Гена. А что? И поверну!

На первый (и, как сейчас выяснится, обманчивый) взгляд никакого поворота тем не менее не вышло. Тонкий продолжает болтать все с той же радостной беспечностью.

Тонкий. Да, теперь здесь буду служить. Начальник, го­ворят, скотина: ну да черт с ним! Уживусь как-нибудь. Однофа­милец он твой. Ну а ты как? Небось уж статский? А?

Вот теперь уже ясно: поворот произошел. Толстого как под­менили, впрочем, даже и без всякого «как». Он напыжива­ется, и голос его становится начальственно-басовитым.

Толстый. Тэк-с... Так это вы, стало быть, секретарем ко мне назначены? Поздно, милостивый государь, на службу являетесь! Поздно-с!

Тонкий(лепечет в полной растерянности). Вв... вы? Это вы?.. Я, ваше превосходительство... Я, ваше превосходитель­ство... Очень приятно-с! Друг, можно сказать, детства и в такие магнаты-с! Хи-хи-с!

Толстый(раздельно, как будто что-то диктует). Не – следует – опаздывать!

Тонкий. Извините, ваше-ство, не мог к сроку прибыть-с, потому жена, вот, была больна... Луиза вот... лютеранка... Не повторится, ваше-ство...

Толстый. Надеюсь, милостивый государь. Надеюсь. Прощайте. Завтра на службу прошу. Да-с!

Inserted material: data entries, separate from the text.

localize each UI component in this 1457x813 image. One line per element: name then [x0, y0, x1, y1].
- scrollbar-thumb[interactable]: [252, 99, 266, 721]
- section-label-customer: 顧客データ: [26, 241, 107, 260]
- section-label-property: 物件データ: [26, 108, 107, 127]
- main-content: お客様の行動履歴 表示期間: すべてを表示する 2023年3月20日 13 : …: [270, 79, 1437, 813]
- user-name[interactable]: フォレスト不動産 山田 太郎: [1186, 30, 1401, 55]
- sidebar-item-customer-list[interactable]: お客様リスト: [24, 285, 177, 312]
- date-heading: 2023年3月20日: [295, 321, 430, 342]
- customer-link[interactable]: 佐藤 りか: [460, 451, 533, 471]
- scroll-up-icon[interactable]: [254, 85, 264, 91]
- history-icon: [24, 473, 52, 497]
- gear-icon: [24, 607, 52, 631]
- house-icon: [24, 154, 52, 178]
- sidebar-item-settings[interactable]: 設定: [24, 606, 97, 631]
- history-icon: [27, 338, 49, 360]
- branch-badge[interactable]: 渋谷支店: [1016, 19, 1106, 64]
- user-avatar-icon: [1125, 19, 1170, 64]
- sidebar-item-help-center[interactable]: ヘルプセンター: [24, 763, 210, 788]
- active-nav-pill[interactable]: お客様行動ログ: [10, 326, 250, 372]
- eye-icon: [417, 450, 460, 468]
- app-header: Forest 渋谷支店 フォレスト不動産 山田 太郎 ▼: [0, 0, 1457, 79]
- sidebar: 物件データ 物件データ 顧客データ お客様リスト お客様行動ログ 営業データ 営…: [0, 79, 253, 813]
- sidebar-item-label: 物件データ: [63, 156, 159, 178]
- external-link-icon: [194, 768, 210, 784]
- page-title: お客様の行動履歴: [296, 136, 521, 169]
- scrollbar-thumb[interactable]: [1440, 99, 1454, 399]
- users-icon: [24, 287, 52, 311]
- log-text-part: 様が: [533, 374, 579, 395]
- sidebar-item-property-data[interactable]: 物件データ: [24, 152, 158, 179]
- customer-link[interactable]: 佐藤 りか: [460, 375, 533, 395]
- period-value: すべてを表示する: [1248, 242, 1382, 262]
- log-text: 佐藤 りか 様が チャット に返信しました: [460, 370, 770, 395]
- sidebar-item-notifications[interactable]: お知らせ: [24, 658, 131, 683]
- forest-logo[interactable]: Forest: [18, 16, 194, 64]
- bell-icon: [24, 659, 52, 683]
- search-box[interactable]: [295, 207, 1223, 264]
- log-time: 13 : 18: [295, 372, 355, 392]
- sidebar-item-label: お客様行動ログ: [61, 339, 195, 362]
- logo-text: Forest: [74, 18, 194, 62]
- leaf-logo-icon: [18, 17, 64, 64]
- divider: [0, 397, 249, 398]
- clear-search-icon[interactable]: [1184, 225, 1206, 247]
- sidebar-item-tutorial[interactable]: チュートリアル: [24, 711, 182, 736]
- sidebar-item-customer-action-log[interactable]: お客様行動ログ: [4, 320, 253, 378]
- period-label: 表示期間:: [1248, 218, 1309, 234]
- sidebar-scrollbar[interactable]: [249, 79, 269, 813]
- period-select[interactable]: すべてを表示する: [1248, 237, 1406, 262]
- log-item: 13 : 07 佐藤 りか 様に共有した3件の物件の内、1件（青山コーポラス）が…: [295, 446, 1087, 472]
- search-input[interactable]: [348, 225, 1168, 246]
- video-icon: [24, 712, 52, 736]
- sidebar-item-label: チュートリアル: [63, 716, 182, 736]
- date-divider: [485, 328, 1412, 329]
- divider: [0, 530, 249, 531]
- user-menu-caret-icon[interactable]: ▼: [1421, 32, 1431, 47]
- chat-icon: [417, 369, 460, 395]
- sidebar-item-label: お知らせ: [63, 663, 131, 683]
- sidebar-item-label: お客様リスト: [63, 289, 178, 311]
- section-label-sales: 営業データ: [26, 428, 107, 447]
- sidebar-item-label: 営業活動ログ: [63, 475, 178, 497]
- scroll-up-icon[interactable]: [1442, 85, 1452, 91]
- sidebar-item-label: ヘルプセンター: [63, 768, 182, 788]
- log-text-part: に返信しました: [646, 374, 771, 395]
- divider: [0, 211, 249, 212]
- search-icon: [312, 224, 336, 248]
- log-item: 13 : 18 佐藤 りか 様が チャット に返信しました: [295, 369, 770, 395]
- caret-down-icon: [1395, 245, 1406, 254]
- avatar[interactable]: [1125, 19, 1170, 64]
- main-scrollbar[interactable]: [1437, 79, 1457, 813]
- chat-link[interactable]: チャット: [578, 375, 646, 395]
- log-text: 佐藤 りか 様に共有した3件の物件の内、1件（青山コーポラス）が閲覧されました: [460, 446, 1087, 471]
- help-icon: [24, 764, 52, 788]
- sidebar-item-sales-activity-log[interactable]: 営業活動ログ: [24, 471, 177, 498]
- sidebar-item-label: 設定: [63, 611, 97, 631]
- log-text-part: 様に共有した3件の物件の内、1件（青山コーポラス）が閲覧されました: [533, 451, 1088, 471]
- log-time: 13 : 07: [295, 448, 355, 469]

Разговор кончен, и толстый с тонким могут остаться где-то там, на своем вокзале. Гене они больше не нужны. Но стран­ное дело: совершив то, чего ему хотелось, он не торопится торжествовать победу.

Профессор. Ну? Доволен таким поворотом?

Гена. Даже не знаю, Архип Архипыч. Честно говорю. Вроде бы я все правильно придумал, ведь так должно было серьезнее получиться. Глубже! Тут уже не просто два каких-то добрячка разговаривают, а... Видали этого толстого? Вон какой грозный! Сразу видно – самодур. Уж тут-то тонкому есть отчего перепугаться: такой начальник ему спуску не даст!

Профессор. И все же, как я замечаю, ты чем-то не­доволен?

Гена. В том-то и дело! Как-то сразу скучнее стало. Как-то...

Профессор. Может быть, ты хочешь сказать: прими­тивнее?

Гена. Да что-то в этом роде. (Самокритично.) Нет, я тут маху дал. Признаюсь.

Профессор. За честность хвалю. Только почему – ты?

Гена. А кто же еще?

Профессор. Антон Павлович Чехов. Вернее, пока еще Антоша Чехонте... Да, да! Я тебя не разыгрываю. Ты, что ты сей­час увидел и услышал, – это самый первый вариант рассказа «Толстый и тонкий», появившийся за подписью «А. Чехонте» в журнале «Осколки». В 1883 году. А уже через три года Чехов вернулся к рассказу, переделал его и потом, позже, продолжал переделывать и редактировать.

Гена (его это известие явно приободрило). Вы серьезно? Значит, так у самого Чехова было? Выходит, я все-таки...

Профессор. Не заносись! Чехов как-никак, переделав рассказ, улучшил его, а ты, дружок, поступил совсем наоборот. Взял прекрасное, совершенное, отточенное произведение – и во что его превратил?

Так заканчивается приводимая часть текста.